If the cancer comes back in less than 6 months (or if it never went away at all), different chemo drugs usually will be tried. The targeted drug bevacizumab (Avastin) may be given with chemo. For women with mutations in the BRCA1 or BRCA2 genes, olaparib (Lynparza) may be an option at some point. Some women may receive several different chemo regimens over several years. Many chemo drugs can be used to treat ovarian cancer (see the section about chemotherapy). In addition, some patients benefit from hormonal treatment with drugs like anastrozole, letrozole, or tamoxifen. Someone who didn't initially receive chemo can be treated with the same drugs that are used for newly diagnosed cancer − usually carboplatin and paclitaxel.
A clinical trial for new treatments might provide important advantages for women with recurrent or persistent ovarian cancer. Ask your cancer care team for information about suitable clinical trials for your type of cancer.
High-dose chemotherapy with stem cell rescue (sometimes known as stem cell transplant) has been used for women with recurrent or persistent ovarian cancer. This treatment has very serious side effects, however, and has not been proven to help patients live longer. It is best done as part of a clinical trial that is studying improvements to this procedure. More information about stem cell transplants is available on our website, or you can call 1-800-227-2345 for our document Stem Cell Transplant (Peripheral Blood, Bone Marrow, and Cord Blood Transplants.
Palliative treatments: Women with ovarian cancer can have a buildup of fluid in the abdomen. This is called ascites. It can be very uncomfortable but can be treated with a procedure called paracentesis. After the skin is numbed, a needle is used to withdraw the fluid, often several quarts, into a bottle. Often, ultrasound is used to guide the needle. Often the fluid builds up again, and this procedure needs to be repeated. Sometimes a catheter (a thin flexible tube) is placed into the abdomen and left there so that fluid can be removed as often as is needed without using a needle. Another option is to inject chemo directly into the abdomen to slow the buildup of fluid. Treatment with bevacizumab (Avastin) may also help slow fluid buildup. These treatments can relieve symptoms for some patients and, rarely, might extend life. Often, however, their effects are temporary, and the cancer returns or persists.
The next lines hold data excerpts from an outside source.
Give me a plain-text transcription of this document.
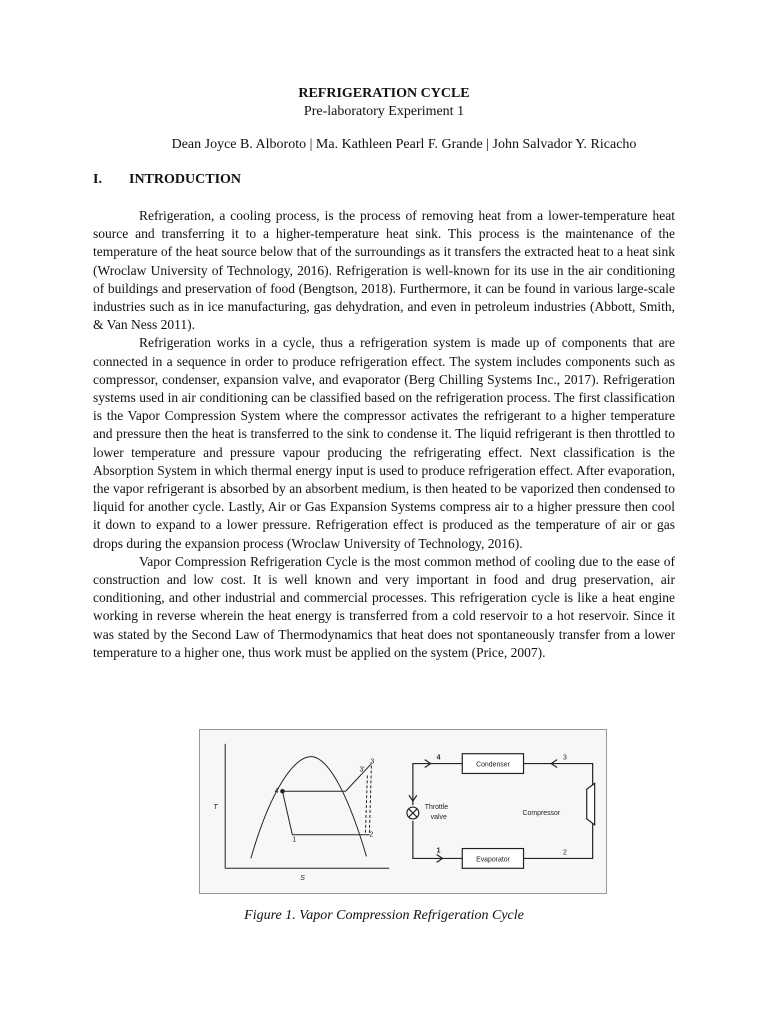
REFRIGERATION CYCLE
Pre-laboratory Experiment 1
Dean Joyce B. Alboroto | Ma. Kathleen Pearl F. Grande | John Salvador Y. Ricacho
I. INTRODUCTION

Refrigeration, a cooling process, is the process of removing heat from a lower-temperature heat source and transferring it to a higher-temperature heat sink. This process is the maintenance of the temperature of the heat source below that of the surroundings as it transfers the extracted heat to a heat sink (Wroclaw University of Technology, 2016). Refrigeration is well-known for its use in the air conditioning of buildings and preservation of food (Bengtson, 2018). Furthermore, it can be found in various large-scale industries such as in ice manufacturing, gas dehydration, and even in petroleum industries (Abbott, Smith, & Van Ness 2011).

Refrigeration works in a cycle, thus a refrigeration system is made up of components that are connected in a sequence in order to produce refrigeration effect. The system includes components such as compressor, condenser, expansion valve, and evaporator (Berg Chilling Systems Inc., 2017). Refrigeration systems used in air conditioning can be classified based on the refrigeration process. The first classification is the Vapor Compression System where the compressor activates the refrigerant to a higher temperature and pressure then the heat is transferred to the sink to condense it. The liquid refrigerant is then throttled to lower temperature and pressure vapour producing the refrigerating effect. Next classification is the Absorption System in which thermal energy input is used to produce refrigeration effect. After evaporation, the vapor refrigerant is absorbed by an absorbent medium, is then heated to be vaporized then condensed to liquid for another cycle. Lastly, Air or Gas Expansion Systems compress air to a higher pressure then cool it down to expand to a lower pressure. Refrigeration effect is produced as the temperature of air or gas drops during the expansion process (Wroclaw University of Technology, 2016).

Vapor Compression Refrigeration Cycle is the most common method of cooling due to the ease of construction and low cost. It is well known and very important in food and drug preservation, air conditioning, and other industrial and commercial processes. This refrigeration cycle is like a heat engine working in reverse wherein the heat energy is transferred from a cold reservoir to a hot reservoir. Since it was stated by the Second Law of Thermodynamics that heat does not spontaneously transfer from a lower temperature to a higher one, thus work must be applied on the system (Price, 2007).

T
S
1
2
3
3'
4
Condenser
Evaporator
Compressor
Throttle
valve
1	2
3
4
Figure 1. Vapor Compression Refrigeration Cycle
Ovarian cancer can also block the intestinal tract. This is called obstruction, and can cause abdominal pain, nausea, and vomiting. Dealing with an intestinal blockage can be difficult. Often, the cancer has grown so much in the abdomen that surgery to unblock the intestine doesn't work. To help make the patient comfortable, doctors may place a tube through the skin and into the stomach to allow the stomach juices to drain, so that the digestive tract isn’t completely blocked. This can help with pain, nausea, and vomiting.
Sometimes a stent (a stiff tube) can be put into the large intestine to relieve a blockage. Since this option has a high risk of complications, you should discuss the risks and benefits with your doctor first.
In some patients, surgery can be done to relieve intestinal obstruction. This is often only offered to patients who are well enough to get additional treatments (like chemo) after surgery.